Charming anecdotes include the June Carter Cash story of how an early J.C. once ripped his pants wide-open on stage, and later, as he threw a huge fit in the dressing room, June said to him, “Johnny, the good lord was just sending you a message: You’re getting too big for your britches!”

Other hilarious stories abound, including one about Johnny and Henry pulling “square headed groupers” (bales of marijuana) out of the ocean, or Johnny getting attacked by an out of control ostrich that put him in the hospital. I was especially interested in chapter 16, which, while I won’t give it all away, is a detailed account of telling the public that Jon Bon Jovi “ain’t no Johnny Cash.”
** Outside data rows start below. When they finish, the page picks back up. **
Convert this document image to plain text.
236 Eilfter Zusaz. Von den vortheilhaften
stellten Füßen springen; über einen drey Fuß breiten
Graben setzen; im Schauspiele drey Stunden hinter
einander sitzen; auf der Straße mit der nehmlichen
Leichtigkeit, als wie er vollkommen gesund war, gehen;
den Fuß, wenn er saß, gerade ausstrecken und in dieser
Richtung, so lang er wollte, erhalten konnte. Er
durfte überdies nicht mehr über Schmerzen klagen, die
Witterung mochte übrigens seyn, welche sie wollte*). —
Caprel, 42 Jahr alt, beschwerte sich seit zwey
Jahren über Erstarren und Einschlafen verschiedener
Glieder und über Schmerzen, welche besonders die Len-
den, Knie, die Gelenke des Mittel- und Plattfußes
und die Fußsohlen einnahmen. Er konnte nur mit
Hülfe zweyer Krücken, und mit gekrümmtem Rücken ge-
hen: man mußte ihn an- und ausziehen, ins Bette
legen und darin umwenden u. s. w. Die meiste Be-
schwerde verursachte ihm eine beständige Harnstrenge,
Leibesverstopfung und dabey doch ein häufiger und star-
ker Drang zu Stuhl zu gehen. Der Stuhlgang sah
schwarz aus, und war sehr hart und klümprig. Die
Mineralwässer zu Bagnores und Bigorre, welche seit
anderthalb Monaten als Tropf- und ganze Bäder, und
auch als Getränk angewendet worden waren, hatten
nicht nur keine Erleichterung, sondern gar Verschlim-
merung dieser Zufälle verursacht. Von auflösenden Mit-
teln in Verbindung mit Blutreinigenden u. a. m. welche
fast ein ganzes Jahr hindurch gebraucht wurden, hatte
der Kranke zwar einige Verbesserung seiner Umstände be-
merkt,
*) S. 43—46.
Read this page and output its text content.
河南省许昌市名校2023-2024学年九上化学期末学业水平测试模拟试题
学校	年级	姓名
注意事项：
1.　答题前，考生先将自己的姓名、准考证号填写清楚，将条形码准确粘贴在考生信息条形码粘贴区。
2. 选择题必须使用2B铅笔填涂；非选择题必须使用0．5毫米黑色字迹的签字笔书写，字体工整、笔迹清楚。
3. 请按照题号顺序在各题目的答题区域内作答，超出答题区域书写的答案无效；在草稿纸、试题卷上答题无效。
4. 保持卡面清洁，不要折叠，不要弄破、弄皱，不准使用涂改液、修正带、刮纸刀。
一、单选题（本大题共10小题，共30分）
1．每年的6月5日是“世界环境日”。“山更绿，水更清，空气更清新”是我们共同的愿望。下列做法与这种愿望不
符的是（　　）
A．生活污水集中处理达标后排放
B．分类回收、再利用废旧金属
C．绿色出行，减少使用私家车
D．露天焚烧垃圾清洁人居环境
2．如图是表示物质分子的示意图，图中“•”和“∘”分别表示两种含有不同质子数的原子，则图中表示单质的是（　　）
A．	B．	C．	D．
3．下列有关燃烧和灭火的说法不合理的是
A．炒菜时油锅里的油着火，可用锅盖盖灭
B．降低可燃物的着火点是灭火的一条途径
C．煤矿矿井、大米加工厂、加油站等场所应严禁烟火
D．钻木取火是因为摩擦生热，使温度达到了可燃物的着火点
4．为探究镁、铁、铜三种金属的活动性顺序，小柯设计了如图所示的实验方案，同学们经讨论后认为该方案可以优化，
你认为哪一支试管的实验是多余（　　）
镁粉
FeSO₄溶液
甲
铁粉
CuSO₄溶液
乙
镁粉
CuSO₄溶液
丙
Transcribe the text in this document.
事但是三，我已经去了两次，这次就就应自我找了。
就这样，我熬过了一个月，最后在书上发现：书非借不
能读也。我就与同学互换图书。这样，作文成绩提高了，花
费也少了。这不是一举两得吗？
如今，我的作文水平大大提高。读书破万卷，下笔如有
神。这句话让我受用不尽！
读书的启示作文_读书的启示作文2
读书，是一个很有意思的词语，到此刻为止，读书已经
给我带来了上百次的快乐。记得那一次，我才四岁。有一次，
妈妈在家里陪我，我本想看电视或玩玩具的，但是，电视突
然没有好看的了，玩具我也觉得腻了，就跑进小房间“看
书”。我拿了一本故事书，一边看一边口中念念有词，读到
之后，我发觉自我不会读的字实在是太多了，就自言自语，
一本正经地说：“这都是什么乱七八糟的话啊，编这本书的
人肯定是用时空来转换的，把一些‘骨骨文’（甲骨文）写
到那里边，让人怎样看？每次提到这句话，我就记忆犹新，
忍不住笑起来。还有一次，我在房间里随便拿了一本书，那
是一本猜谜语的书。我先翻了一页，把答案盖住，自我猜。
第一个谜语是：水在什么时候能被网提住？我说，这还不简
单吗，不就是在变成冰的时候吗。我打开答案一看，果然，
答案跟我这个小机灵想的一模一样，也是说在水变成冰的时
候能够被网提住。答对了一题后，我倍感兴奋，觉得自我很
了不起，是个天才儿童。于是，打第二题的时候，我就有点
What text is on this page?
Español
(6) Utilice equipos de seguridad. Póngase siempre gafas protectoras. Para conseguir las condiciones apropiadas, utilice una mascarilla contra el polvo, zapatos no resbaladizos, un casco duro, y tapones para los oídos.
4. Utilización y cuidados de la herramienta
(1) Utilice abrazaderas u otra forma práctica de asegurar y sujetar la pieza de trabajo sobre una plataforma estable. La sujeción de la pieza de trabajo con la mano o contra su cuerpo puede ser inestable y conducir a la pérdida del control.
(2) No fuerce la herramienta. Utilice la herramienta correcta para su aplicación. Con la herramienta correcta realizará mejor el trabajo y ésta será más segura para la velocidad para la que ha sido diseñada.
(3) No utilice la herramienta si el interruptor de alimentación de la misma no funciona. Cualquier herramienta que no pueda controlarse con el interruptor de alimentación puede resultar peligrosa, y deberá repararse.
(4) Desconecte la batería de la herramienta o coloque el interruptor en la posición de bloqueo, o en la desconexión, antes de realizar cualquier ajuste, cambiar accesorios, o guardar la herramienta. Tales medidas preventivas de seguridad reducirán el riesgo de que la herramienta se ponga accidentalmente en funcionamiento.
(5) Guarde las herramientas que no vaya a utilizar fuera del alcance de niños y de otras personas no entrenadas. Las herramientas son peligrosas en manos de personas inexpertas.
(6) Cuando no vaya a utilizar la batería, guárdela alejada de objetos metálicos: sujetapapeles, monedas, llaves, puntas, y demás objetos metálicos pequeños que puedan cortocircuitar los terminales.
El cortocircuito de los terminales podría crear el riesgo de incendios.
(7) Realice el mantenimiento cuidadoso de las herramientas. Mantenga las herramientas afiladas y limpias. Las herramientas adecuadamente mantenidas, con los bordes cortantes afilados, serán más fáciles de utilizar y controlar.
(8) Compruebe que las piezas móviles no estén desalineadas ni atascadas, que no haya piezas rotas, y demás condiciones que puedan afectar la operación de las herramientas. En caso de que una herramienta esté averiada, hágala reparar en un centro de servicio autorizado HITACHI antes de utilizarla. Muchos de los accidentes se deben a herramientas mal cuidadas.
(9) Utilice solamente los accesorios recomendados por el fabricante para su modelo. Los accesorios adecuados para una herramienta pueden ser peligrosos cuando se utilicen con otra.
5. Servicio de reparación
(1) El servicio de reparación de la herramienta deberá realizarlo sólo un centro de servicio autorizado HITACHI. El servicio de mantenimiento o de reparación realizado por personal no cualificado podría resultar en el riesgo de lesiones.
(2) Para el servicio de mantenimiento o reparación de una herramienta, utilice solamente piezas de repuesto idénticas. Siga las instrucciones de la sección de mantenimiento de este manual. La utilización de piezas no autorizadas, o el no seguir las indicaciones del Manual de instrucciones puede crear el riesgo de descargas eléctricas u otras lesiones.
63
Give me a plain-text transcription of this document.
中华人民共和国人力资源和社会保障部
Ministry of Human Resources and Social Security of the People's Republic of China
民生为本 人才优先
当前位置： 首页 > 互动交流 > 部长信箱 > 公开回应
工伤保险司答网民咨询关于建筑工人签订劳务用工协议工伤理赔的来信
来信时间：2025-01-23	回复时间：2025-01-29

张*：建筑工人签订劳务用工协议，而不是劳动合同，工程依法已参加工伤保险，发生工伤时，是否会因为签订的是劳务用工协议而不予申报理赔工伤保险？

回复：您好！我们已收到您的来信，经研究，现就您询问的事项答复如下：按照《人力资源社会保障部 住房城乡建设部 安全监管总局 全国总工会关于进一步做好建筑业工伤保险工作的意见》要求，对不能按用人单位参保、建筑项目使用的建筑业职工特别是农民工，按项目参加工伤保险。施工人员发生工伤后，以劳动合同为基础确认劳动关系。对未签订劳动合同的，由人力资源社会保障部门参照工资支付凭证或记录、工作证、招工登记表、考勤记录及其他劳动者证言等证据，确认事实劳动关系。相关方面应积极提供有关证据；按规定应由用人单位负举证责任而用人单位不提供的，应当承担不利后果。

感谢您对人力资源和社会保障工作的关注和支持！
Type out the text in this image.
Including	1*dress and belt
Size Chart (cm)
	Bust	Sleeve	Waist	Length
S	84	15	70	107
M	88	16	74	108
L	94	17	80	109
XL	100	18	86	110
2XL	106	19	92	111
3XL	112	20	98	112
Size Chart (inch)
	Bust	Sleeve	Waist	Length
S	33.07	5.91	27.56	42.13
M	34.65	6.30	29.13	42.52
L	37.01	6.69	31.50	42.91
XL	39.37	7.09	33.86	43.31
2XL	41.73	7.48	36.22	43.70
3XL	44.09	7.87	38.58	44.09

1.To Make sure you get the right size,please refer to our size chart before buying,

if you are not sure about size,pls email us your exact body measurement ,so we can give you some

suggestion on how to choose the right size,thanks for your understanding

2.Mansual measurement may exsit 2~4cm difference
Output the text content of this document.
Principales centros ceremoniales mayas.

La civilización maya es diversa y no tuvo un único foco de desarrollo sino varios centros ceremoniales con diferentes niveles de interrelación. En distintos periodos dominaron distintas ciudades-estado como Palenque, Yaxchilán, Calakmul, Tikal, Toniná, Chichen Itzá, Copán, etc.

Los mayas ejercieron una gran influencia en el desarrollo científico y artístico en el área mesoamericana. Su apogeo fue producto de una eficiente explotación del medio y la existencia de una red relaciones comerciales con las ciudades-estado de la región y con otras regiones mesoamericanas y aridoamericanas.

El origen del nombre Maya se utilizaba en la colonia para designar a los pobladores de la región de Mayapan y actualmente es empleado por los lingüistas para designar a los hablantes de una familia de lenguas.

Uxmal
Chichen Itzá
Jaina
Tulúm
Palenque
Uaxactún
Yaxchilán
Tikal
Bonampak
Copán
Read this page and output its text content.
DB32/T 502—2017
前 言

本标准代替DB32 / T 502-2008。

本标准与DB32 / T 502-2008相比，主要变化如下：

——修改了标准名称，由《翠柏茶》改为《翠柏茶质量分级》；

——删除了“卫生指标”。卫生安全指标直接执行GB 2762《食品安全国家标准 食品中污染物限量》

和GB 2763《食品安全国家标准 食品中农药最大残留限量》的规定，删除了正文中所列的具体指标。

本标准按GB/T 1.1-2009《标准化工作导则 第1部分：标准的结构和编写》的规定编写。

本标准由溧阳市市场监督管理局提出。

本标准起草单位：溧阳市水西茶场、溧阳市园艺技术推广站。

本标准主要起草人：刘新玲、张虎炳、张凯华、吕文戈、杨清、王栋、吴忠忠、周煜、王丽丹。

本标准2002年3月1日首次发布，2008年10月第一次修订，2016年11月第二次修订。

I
This is an enjoyable book for both hardcore Cash fans and lovers of local history and location lore. Like I said earlier, Vaccaro tells it straight when it comes to his 30-plus year oddity that took him from Belmar to Bimini in his travels with the Man In Black.

Daughter Rosanne Cash sums it up best as she says of Henry and his book, “I have wonderful memories of my dad’s decades-long friendship with the wonderful Henry Vaccaro, and his book vividly brought them back to life. Henry’s conversational tone and crystal clear recollections make Johnny Cash Is A Friend Of Mine instantly engaging.”

With over 156 pages of stories, photos and little-known facts, Johnny Cash Is A Friend Of Mine is a guaranteed enjoyable cover-to-cover read for anyone that has a passion for musical history and the colorful players that kick-started the redevelopment of the Jersey Shore.